Monday, January 17, 2011

Farmers Call for Spending Cuts, Can't Agree Where

The nation's biggest farm lobbying group supports a balanced budget. It's against tax increases and says the federal government needs to tighten its belt. Just don't ask its members where the government should trim billions of dollars in agriculture spending -- they can't agree. Despite warnings about belt-tightening and record federal deficits, delegates to the American Farm Bureau Federation left their annual convention this week without making major suggestions on where Congress should trim spending in the next Farm Bill, which sets federal funding for agriculture. Senior Farm Bureau leaders, a ranking senator and even U.S. Agriculture Secretary Tom Vilsack signaled this week that cutbacks are likely as the aftermath of the Great Recession pushes U.S. government deficits to levels last seen during World War II. "We have a responsibility, even an obligation, as an organization with great political and policy influence, to weigh in and help find solutions to these problems facing our nation," Farm Bureau President Bob Stallman told the convention in his opening address.
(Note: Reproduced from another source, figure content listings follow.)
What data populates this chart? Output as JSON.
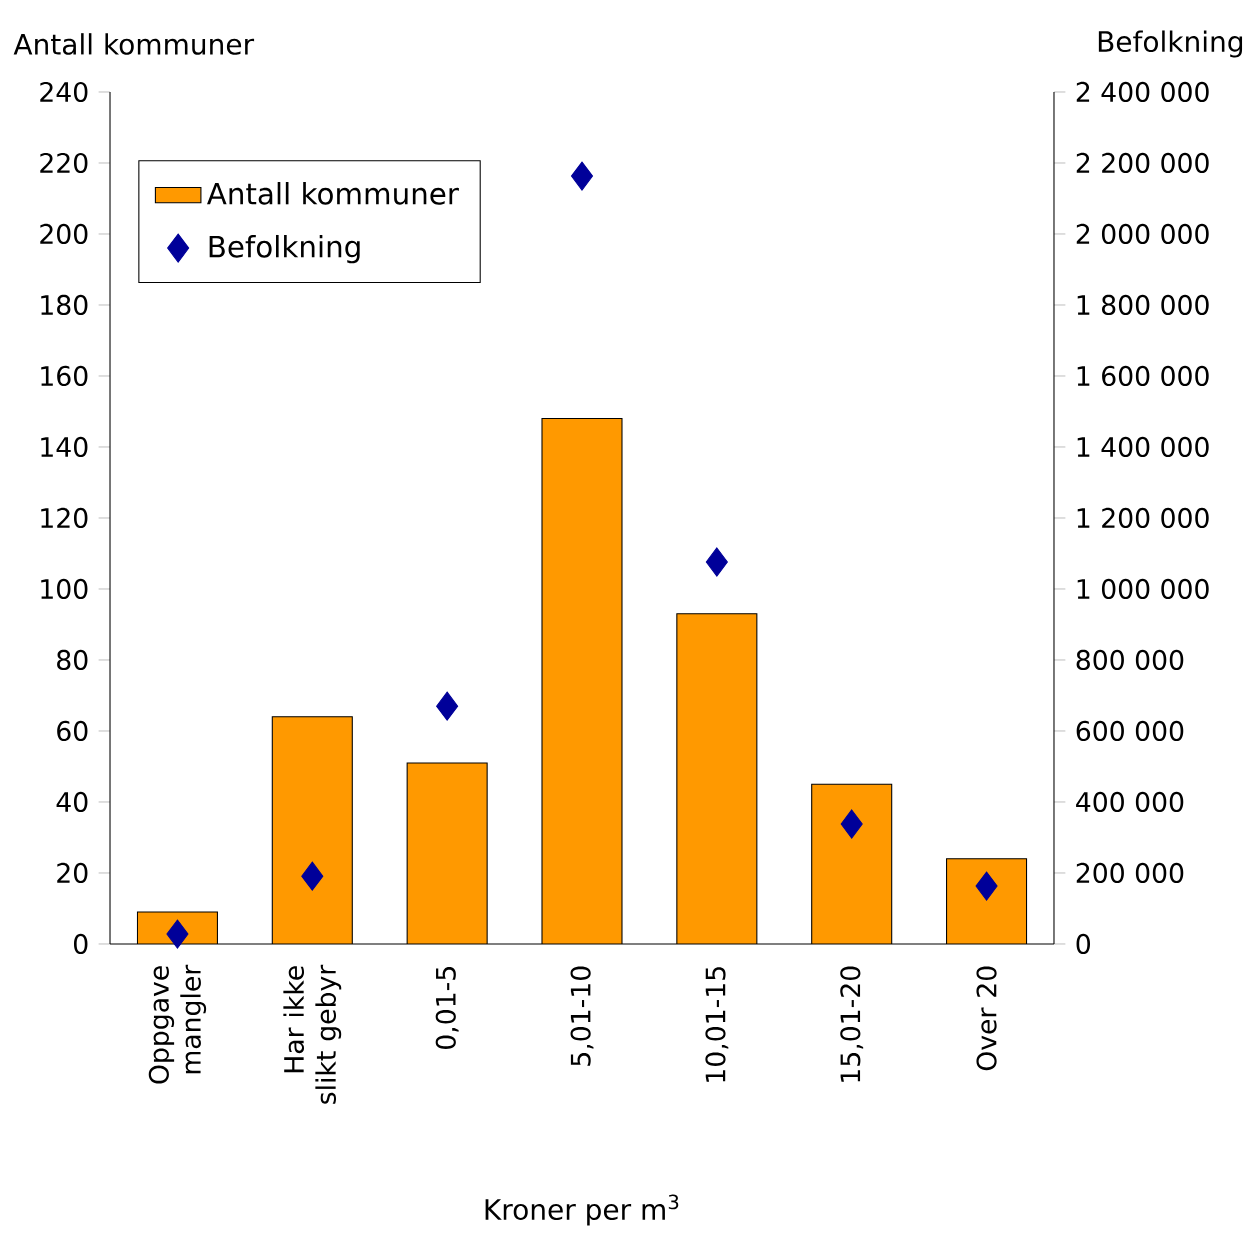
{
  "chart_data": {
    "type": "bar",
    "ylabel": "Antall kommuner",
    "y2label": "Befolkning",
    "xlabel": "Kroner per m$^{3}$",
    "categories": [
      "Oppgave mangler",
      "Har ikke slikt gebyr",
      "0,01-5",
      "5,01-10",
      "10,01-15",
      "15,01-20",
      "Over 20"
    ],
    "series": [
      {
        "name": "Antall kommuner",
        "color": "#ff9900",
        "values": [
          9,
          64,
          51,
          148,
          93,
          45,
          24
        ]
      },
      {
        "name": "Befolkning",
        "type": "scatter",
        "axis": "y2",
        "marker": "diamond",
        "color": "#000099",
        "values": [
          28000,
          191000,
          670000,
          2163000,
          1076000,
          338000,
          163000
        ]
      }
    ],
    "ylim": [
      0,
      240
    ],
    "yticks": [
      0,
      20,
      40,
      60,
      80,
      100,
      120,
      140,
      160,
      180,
      200,
      220,
      240
    ],
    "y2lim": [
      0,
      2400000
    ],
    "y2ticks": [
      0,
      {
        "value": 200000,
        "label": "200 000"
      },
      {
        "value": 400000,
        "label": "400 000"
      },
      {
        "value": 600000,
        "label": "600 000"
      },
      {
        "value": 800000,
        "label": "800 000"
      },
      {
        "value": 1000000,
        "label": "1 000 000"
      },
      {
        "value": 1200000,
        "label": "1 200 000"
      },
      {
        "value": 1400000,
        "label": "1 400 000"
      },
      {
        "value": 1600000,
        "label": "1 600 000"
      },
      {
        "value": 1800000,
        "label": "1 800 000"
      },
      {
        "value": 2000000,
        "label": "2 000 000"
      },
      {
        "value": 2200000,
        "label": "2 200 000"
      },
      {
        "value": 2400000,
        "label": "2 400 000"
      }
    ],
    "grid": false,
    "legend": "top left"
  }
}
He urged his fellow farmers to "make choices and establish priorities." It didn't happen. "Our delegates did not give us clear direction as how and when and where that should occur," Stallman conceded two days later, after the farmers punted those decisions back to the Farm Bureau's board of directors...more

1 comment:

Anonymous said...

Stop spending HERE!! Farmers are farming for the insurance payments. There are much better alternatives than letting politicians run/ruin agriculture.